Find the solution ##u(x, t)## to the semi-infinite interval problem

$$ u_t = u_{xx} - 4u, \hspace{2 mm} 0 < x < \infty, \hspace{2 mm} t>0\\

u_x(0,t) = -1, \hspace{2 mm} t>0\\

\lim_{x \to \infty}u(x,t) = 0, \hspace{2 mm} t>0\\

u(x,0) = e^{-x}, \hspace{2 mm} 0 \leq x < \infty.$$

## Homework Equations

fourier cosine series, which I shall denote ##C(u)## when in variable ##x## operating over some function ##u##.

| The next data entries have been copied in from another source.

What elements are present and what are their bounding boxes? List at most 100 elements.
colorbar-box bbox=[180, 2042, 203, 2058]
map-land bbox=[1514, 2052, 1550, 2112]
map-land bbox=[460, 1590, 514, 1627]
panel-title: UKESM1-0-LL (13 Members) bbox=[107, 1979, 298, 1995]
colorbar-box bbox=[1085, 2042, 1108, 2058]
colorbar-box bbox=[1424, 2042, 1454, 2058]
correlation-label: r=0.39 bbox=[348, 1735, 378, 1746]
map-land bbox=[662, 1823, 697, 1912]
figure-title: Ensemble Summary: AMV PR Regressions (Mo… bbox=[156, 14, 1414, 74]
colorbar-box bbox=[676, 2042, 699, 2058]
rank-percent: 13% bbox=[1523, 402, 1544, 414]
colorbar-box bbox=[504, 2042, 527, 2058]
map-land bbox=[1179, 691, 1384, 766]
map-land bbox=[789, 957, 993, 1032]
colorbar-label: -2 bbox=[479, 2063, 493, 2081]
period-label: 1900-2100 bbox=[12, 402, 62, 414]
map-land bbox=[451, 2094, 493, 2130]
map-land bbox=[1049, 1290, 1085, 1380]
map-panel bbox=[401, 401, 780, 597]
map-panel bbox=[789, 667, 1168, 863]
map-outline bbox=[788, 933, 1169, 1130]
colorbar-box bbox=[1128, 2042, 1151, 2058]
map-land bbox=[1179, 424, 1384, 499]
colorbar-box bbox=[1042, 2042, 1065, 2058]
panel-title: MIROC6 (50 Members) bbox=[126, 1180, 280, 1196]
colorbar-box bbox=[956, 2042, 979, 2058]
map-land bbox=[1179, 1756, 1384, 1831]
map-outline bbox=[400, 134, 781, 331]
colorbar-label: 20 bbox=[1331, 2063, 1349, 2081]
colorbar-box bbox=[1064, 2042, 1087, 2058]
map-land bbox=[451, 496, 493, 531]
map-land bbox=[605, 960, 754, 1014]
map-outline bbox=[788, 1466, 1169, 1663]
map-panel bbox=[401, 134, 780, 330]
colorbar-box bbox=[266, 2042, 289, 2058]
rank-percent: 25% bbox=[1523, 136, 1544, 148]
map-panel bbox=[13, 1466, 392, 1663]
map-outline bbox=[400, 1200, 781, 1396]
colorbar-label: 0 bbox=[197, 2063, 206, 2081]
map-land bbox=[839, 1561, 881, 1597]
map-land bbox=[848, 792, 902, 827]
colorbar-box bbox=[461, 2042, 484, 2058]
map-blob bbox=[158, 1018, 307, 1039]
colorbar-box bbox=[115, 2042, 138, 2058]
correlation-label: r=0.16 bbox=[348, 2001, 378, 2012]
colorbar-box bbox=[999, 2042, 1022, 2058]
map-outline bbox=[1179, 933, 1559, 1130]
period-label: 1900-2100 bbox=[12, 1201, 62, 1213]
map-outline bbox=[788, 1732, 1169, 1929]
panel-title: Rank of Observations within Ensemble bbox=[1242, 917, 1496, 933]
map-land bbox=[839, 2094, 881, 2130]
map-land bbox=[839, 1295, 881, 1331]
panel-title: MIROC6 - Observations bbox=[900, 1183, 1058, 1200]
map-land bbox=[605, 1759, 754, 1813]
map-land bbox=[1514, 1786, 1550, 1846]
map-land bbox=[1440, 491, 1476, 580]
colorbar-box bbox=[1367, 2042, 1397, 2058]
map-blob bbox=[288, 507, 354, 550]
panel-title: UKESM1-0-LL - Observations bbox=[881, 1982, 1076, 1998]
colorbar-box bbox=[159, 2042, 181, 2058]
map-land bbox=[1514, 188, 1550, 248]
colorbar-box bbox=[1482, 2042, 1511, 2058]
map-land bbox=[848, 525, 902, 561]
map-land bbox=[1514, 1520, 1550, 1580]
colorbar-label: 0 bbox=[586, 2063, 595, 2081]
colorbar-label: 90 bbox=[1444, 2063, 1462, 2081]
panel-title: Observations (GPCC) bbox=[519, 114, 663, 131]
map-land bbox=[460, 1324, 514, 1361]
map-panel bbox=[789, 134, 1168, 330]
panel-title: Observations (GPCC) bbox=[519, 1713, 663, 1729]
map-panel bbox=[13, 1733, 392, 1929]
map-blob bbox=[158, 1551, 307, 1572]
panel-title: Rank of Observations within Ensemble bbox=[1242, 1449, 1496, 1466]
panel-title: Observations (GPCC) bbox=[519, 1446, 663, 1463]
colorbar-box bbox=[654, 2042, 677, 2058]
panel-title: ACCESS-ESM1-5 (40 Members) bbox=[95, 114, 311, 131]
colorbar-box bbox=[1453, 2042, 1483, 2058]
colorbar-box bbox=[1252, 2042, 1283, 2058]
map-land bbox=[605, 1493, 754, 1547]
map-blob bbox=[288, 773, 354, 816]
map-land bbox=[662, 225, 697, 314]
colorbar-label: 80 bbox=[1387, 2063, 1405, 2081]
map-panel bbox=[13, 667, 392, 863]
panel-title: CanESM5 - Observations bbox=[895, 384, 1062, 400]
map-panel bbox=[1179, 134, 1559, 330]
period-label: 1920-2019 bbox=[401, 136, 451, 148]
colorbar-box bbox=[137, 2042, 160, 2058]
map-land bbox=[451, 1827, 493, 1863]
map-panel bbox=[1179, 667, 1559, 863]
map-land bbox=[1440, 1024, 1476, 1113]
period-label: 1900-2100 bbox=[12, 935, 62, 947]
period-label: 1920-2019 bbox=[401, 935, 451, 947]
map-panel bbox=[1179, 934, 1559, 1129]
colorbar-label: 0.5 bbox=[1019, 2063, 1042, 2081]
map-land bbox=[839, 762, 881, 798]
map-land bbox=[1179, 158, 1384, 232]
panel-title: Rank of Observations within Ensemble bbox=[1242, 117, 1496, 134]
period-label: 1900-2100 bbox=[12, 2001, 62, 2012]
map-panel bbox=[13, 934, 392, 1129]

## The Attempt at a Solution

after taking Fourier cosine series of the governing PDE i arrive at $$

\frac{\partial}{\partial t}C(u) = \frac{2}{\pi} - \omega^2 C(u) -4C(u) \implies\\

C(u) = \frac{2}{\pi(\omega^2 + 4)} + C_1e^{-(\omega^2 +4)t}$$

Notice ##C(u(x,0)) = C(e^{-x}) = \frac{2}{\pi(1+\omega^2)}##. This implies ##C_1 = \frac{2}{\pi(1+\omega^2)} - \frac{2}{\pi(\omega^2 + 4)} ##. Thus we arrive at $$

C(u) = \frac{2}{\pi(\omega^2 + 4)} + \frac{2}{\pi}\left[ \frac{1}{(1+\omega^2)} - \frac{1}{(\omega^2 + 4)} \right] e^{-(\omega^2 +4)t}$$

I have skipped some in-between steps, but I think the idea is here. My question is, how do I undo this Fourier cosine transform, if I have arrived to a correct solution?

Thanks so much!

Josh